Come verificare il risultato

  1. Controlla date, orari e fusi.
  2. Converti entrambi gli istanti in UTC.
  3. Sottrai i timestamp.
  4. Riconverti il totale nelle unità desiderate.
  5. Controlla eventuali cambi DST.
  6. Sottrai le pause una sola volta.
  7. Confronta ore scomposte e ore totali.
  8. Verifica la convenzione inclusiva o esclusiva.

Errori frequenti

  • ignorare il fuso orario;
  • usare un offset fisso per date con DST;
  • assumere che ogni giorno locale abbia 24 ore;
  • confondere mesi di calendario e giorni medi;
  • contare entrambe le date senza dichiararlo;
  • dimenticare i turni oltre mezzanotte;
  • confondere 8:30 con 8,30 ore decimali;
  • sottrarre pause sovrapposte;
  • usare timestamp civili per benchmark brevi;
  • dichiarare una precisione maggiore di quella degli input.

Procedura consigliata

  1. Definisci se vuoi tempo trascorso o periodo di calendario.
  2. Inserisci data e ora complete.
  3. Seleziona il fuso regionale per ogni estremo.
  4. Decidi la gestione degli orari ambigui.
  5. Calcola la differenza tra gli istanti.
  6. Sottrai le pause.
  7. Scegli formato scomposto o unità totali.
  8. Applica eventuale arrotondamento soltanto dopo.
  9. Controlla il risultato con una seconda rappresentazione.
  10. Conserva input e regole se il calcolo deve essere riprodotto.

Come usare il calcolatore durata

Nel calcolatore durata, inserisci prima data, ora e fuso dell’inizio. Successivamente, completa gli stessi campi per la fine.

Indica eventuali pause e scegli se desideri tempo trascorso, differenza di calendario oppure calcolo inverso. Infine, seleziona l’unità e controlla il riepilogo degli offset usati.

Domande frequenti

Come funziona il calcolatore durata?

Converte in istanti le date e gli orari inseriti, sottrae l’istante iniziale da quello finale e presenta il risultato in giorni, ore, minuti e secondi. Per le date locali deve conoscere anche il fuso orario.

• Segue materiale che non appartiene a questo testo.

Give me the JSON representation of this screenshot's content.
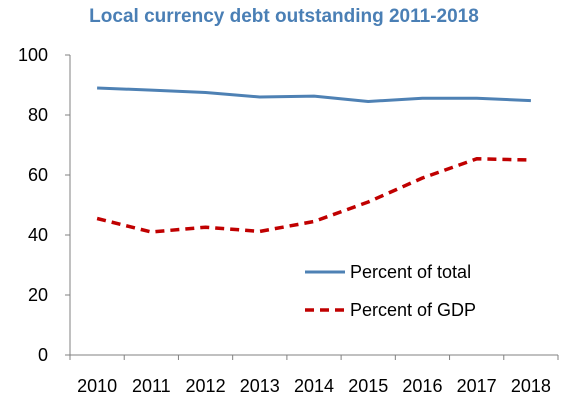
{
  "chart_data": {
    "type": "line",
    "title": "Local currency debt outstanding 2011-2018",
    "xlabel": "",
    "ylabel": "",
    "x": [
      "2010",
      "2011",
      "2012",
      "2013",
      "2014",
      "2015",
      "2016",
      "2017",
      "2018"
    ],
    "ylim": [
      0,
      100
    ],
    "yticks": [
      "0",
      "20",
      "40",
      "60",
      "80",
      "100"
    ],
    "grid": false,
    "legend_position": "lower-right",
    "series": [
      {
        "name": "Percent of total",
        "style": "solid",
        "color": "#4e81b4",
        "values": [
          89,
          88.3,
          87.5,
          86,
          86.3,
          84.5,
          85.6,
          85.6,
          84.8
        ]
      },
      {
        "name": "Percent of GDP",
        "style": "dashed",
        "color": "#c00000",
        "values": [
          45.5,
          41,
          42.6,
          41.2,
          44.5,
          51,
          59,
          65.4,
          65
        ]
      }
    ]
  }
}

Il calcolatore gestisce l’ora legale?

Solo se usa identificatori di fuso IANA aggiornati, come Europe/Rome o America/New_York. Un semplice offset UTC fisso non descrive correttamente tutti i passaggi stagionali e storici.

Qual è la differenza tra durata trascorsa e durata di calendario?

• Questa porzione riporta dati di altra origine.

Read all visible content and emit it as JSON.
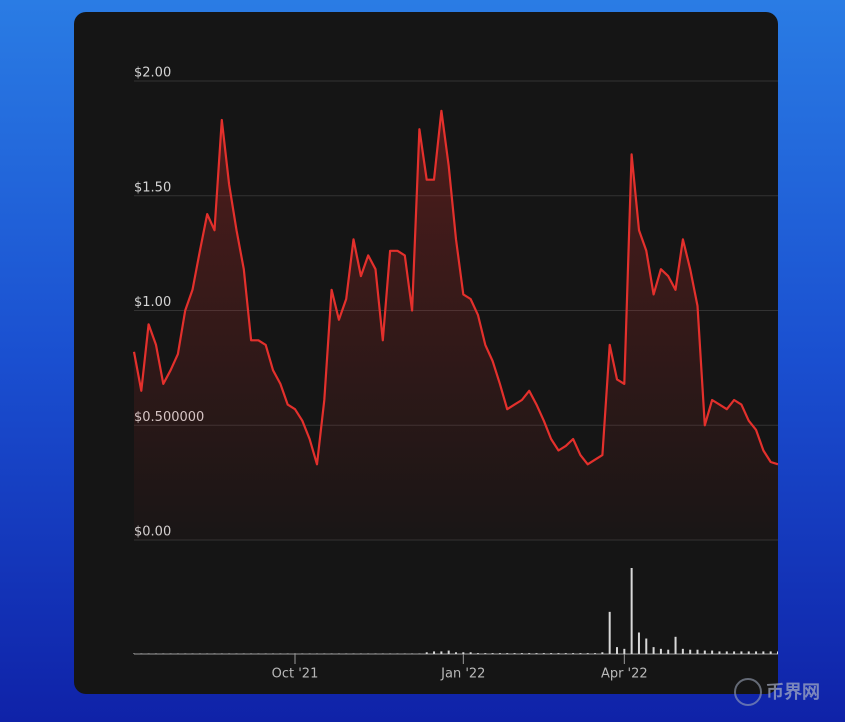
{
  "chart_data": {
    "type": "line",
    "categories": [
      null,
      null,
      null,
      null,
      null,
      null,
      null,
      null,
      null,
      null,
      null,
      null,
      null,
      null,
      null,
      null,
      null,
      null,
      null,
      null,
      null,
      null,
      "Oct '21",
      null,
      null,
      null,
      null,
      null,
      null,
      null,
      null,
      null,
      null,
      null,
      null,
      null,
      null,
      null,
      null,
      null,
      null,
      null,
      null,
      null,
      null,
      "Jan '22",
      null,
      null,
      null,
      null,
      null,
      null,
      null,
      null,
      null,
      null,
      null,
      null,
      null,
      null,
      null,
      null,
      null,
      null,
      null,
      null,
      null,
      "Apr '22",
      null,
      null,
      null,
      null,
      null,
      null,
      null,
      null,
      null,
      null,
      null,
      null,
      null,
      null,
      null,
      null,
      null,
      null,
      null,
      null,
      null
    ],
    "series": [
      {
        "color": "#e3302c",
        "values": [
          0.82,
          0.65,
          0.94,
          0.85,
          0.68,
          0.74,
          0.81,
          1.0,
          1.09,
          1.26,
          1.42,
          1.35,
          1.83,
          1.55,
          1.35,
          1.18,
          0.87,
          0.87,
          0.85,
          0.74,
          0.68,
          0.59,
          0.57,
          0.52,
          0.44,
          0.33,
          0.61,
          1.09,
          0.96,
          1.05,
          1.31,
          1.15,
          1.24,
          1.18,
          0.87,
          1.26,
          1.26,
          1.24,
          1.0,
          1.79,
          1.57,
          1.57,
          1.87,
          1.63,
          1.31,
          1.07,
          1.05,
          0.98,
          0.85,
          0.78,
          0.68,
          0.57,
          0.59,
          0.61,
          0.65,
          0.59,
          0.52,
          0.44,
          0.39,
          0.41,
          0.44,
          0.37,
          0.33,
          0.35,
          0.37,
          0.85,
          0.7,
          0.68,
          1.68,
          1.35,
          1.26,
          1.07,
          1.18,
          1.15,
          1.09,
          1.31,
          1.18,
          1.02,
          0.5,
          0.61,
          0.59,
          0.57,
          0.61,
          0.59,
          0.52,
          0.48,
          0.39,
          0.34,
          0.33
        ]
      },
      {
        "color": "#d8d8d8",
        "axis": "y2",
        "values": [
          0.5,
          0.5,
          0.5,
          0.5,
          0.5,
          0.5,
          0.5,
          0.5,
          0.5,
          0.5,
          0.5,
          0.5,
          0.5,
          0.5,
          0.5,
          0.5,
          0.5,
          0.5,
          0.5,
          0.5,
          0.5,
          0.5,
          0.5,
          0.5,
          0.5,
          0.5,
          0.5,
          0.5,
          0.5,
          0.5,
          0.5,
          0.5,
          0.5,
          0.5,
          0.5,
          0.5,
          0.5,
          0.5,
          0.5,
          0.5,
          2,
          3,
          3,
          4,
          2,
          2,
          2,
          1,
          1,
          1,
          1,
          1,
          1,
          1,
          1,
          1,
          1,
          1,
          1,
          1,
          1,
          1,
          1,
          1,
          2,
          49,
          8,
          6,
          100,
          25,
          18,
          8,
          6,
          5,
          20,
          6,
          5,
          5,
          4,
          4,
          3,
          3,
          3,
          3,
          3,
          3,
          3,
          3,
          3
        ]
      }
    ],
    "ylim": [
      0,
      2
    ],
    "y2lim": [
      0,
      100
    ],
    "yticks": [
      {
        "value": 0,
        "label": "$0.00"
      },
      {
        "value": 0.5,
        "label": "$0.500000"
      },
      {
        "value": 1,
        "label": "$1.00"
      },
      {
        "value": 1.5,
        "label": "$1.50"
      },
      {
        "value": 2,
        "label": "$2.00"
      }
    ],
    "grid": true
  },
  "watermark": "币界网"
}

La durata trascorsa misura secondi reali tra due istanti. La durata di calendario esprime anni, mesi e giorni civili, che non hanno sempre una lunghezza fissa in secondi.

Un giorno equivale sempre a 24 ore?

Un giorno convenzionale vale 24 ore, ma una giornata locale attraversata da un cambio dell’ora legale può contenere 23 o 25 ore di tempo trascorso.

Posso calcolare una data finale partendo da una durata?

Sì. Tuttavia, aggiungere 24 ore e aggiungere un giorno di calendario possono produrre orari locali diversi vicino a un cambio di fuso o di ora legale.

Il risultato può essere usato direttamente per paghe e fatture?

Il risultato matematico è una base di controllo. Pause, arrotondamenti, turni notturni, regole contrattuali e normative devono essere applicati separatamente.

Fonti autorevoli

Contenuto aggiornato il 25 giugno 2026. Le regole dei fusi orari possono cambiare; un’applicazione deve mantenere aggiornata la propria banca dati IANA.